Kabsa- it’s a rice-based dish made by combining rice and meat (chicken, lamb, camel, beef etc. Kabsa can be made in several ways. There are different techniques for cooking the meat.
INGREDIENTS
- Chicken -1 kg( 8 big pieces)
- Onion chopped -2 nos
- Ginger garlic paste -1 tbsp
- Tomato peeled and diced -1
- Coriander powder -half tsp
- Garam masala powder -2 tsp
- Potato(optional) medium -2 nos cubed
- Tomato paste -3 tbsp
- Chicken stock -half cup or 1 cube
- Salt
- Oil or ghee
PREPARATION
Cook chicken in a vessel with enough water. Add a pinch salt. Cook it for 10 minutes until chicken is half done in a very low flame. Keep the chicken and stock separately aside.
In a pan cook potato for 5 minutes and keep it aside.

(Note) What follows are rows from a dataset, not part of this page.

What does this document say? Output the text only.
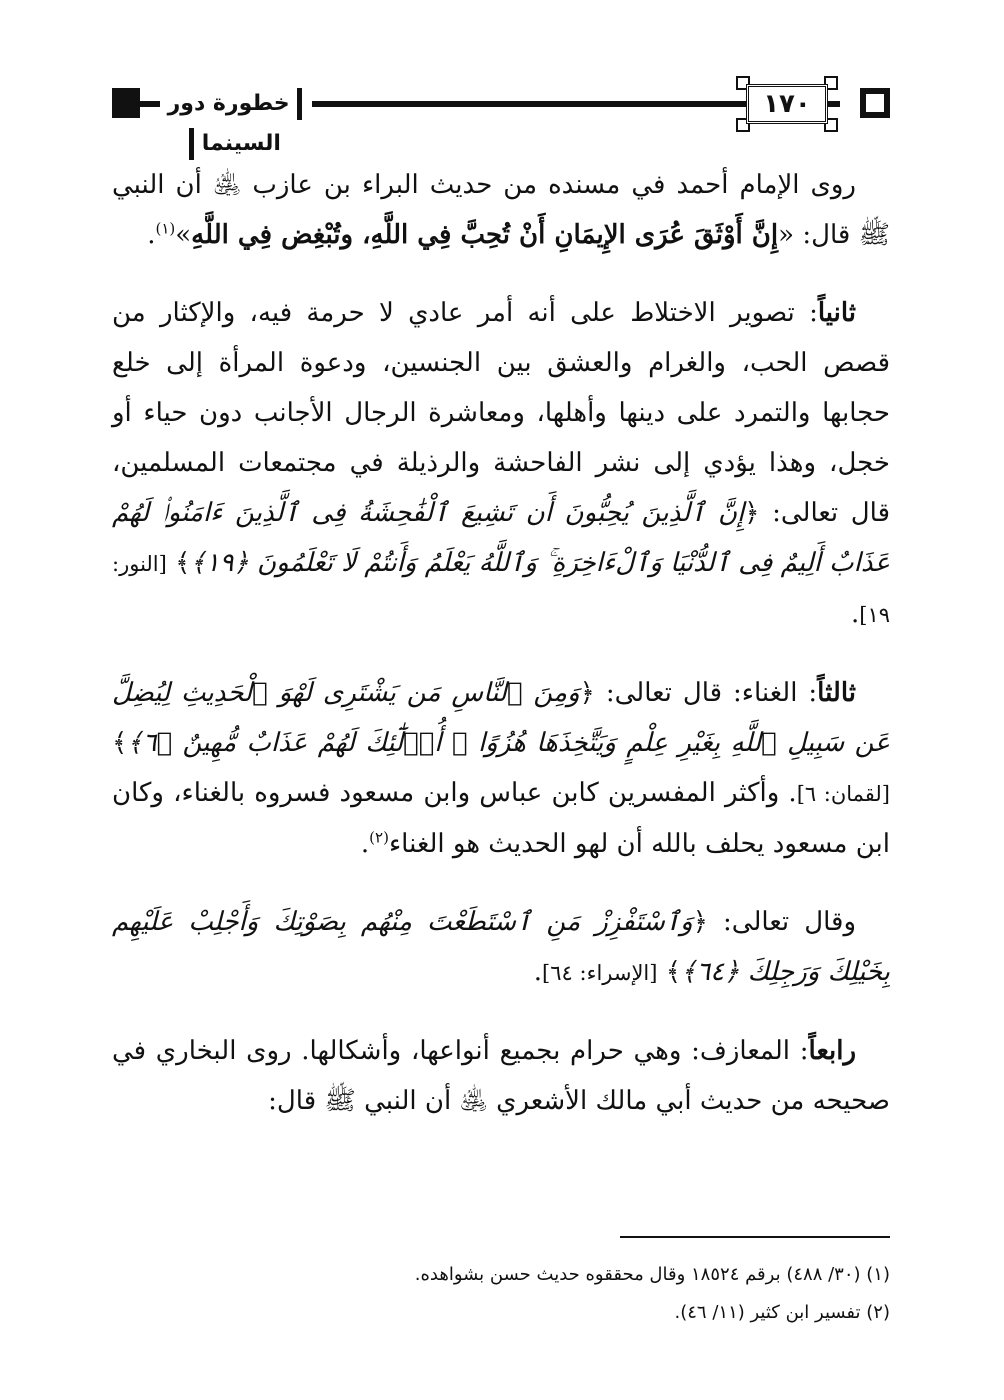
خطورة دور السينما
١٧٠

روى الإمام أحمد في مسنده من حديث البراء بن عازب ﵁ أن النبي ﷺ قال: «إِنَّ أَوْثَقَ عُرَى الإِيمَانِ أَنْ تُحِبَّ فِي اللَّهِ، وتُبْغِض فِي اللَّهِ»$^{(١)}$.

ثانياً: تصوير الاختلاط على أنه أمر عادي لا حرمة فيه، والإكثار من قصص الحب، والغرام والعشق بين الجنسين، ودعوة المرأة إلى خلع حجابها والتمرد على دينها وأهلها، ومعاشرة الرجال الأجانب دون حياء أو خجل، وهذا يؤدي إلى نشر الفاحشة والرذيلة في مجتمعات المسلمين، قال تعالى: ﴿إِنَّ ٱلَّذِينَ يُحِبُّونَ أَن تَشِيعَ ٱلْفَٰحِشَةُ فِى ٱلَّذِينَ ءَامَنُوا۟ لَهُمْ عَذَابٌ أَلِيمٌ فِى ٱلدُّنْيَا وَٱلْءَاخِرَةِ ۚ وَٱللَّهُ يَعْلَمُ وَأَنتُمْ لَا تَعْلَمُونَ ﴿١٩﴾﴾ [النور: ١٩].

ثالثاً: الغناء: قال تعالى: ﴿وَمِنَ ٱلنَّاسِ مَن يَشْتَرِى لَهْوَ ٱلْحَدِيثِ لِيُضِلَّ عَن سَبِيلِ ٱللَّهِ بِغَيْرِ عِلْمٍ وَيَتَّخِذَهَا هُزُوًا ۚ أُو۟لَٰٓئِكَ لَهُمْ عَذَابٌ مُّهِينٌ ﴿٦﴾﴾ [لقمان: ٦]. وأكثر المفسرين كابن عباس وابن مسعود فسروه بالغناء، وكان ابن مسعود يحلف بالله أن لهو الحديث هو الغناء$^{(٢)}$.

وقال تعالى: ﴿وَٱسْتَفْزِزْ مَنِ ٱسْتَطَعْتَ مِنْهُم بِصَوْتِكَ وَأَجْلِبْ عَلَيْهِم بِخَيْلِكَ وَرَجِلِكَ ﴿٦٤﴾﴾ [الإسراء: ٦٤].

رابعاً: المعازف: وهي حرام بجميع أنواعها، وأشكالها. روى البخاري في صحيحه من حديث أبي مالك الأشعري ﵁ أن النبي ﷺ قال:

(١) (٣٠/ ٤٨٨) برقم ١٨٥٢٤ وقال محققوه حديث حسن بشواهده.
(٢) تفسير ابن كثير (١١/ ٤٦).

Now take a pressure cooker and heat oil or ghee. Saute onions till golden brown and add ginger garlic paste, coriander powder, garam masala powder, tomato, tomato paste and chicken cube(optional). Add salt as required. Then add the cooked chicken to it and cook well until golden brown.
Now pour the chicken stock water, which is kept aside after cooking the chicken. (it should be 9 cups, as the rice is 5 cups). If the stock water is less, then add an extra amount of water required. When the water starts boiling, add rice. Stir well.
Close the lid of the pressure cooker and cook on a medium-low flame for 1 whistle. Simmer after the first whistle and off the flame before the second whistle.
When done, release the pressure after 2 minutes. Open the lid and mix gently.
While serving, mix the cooked potatoes along with the rice and chicken(optional).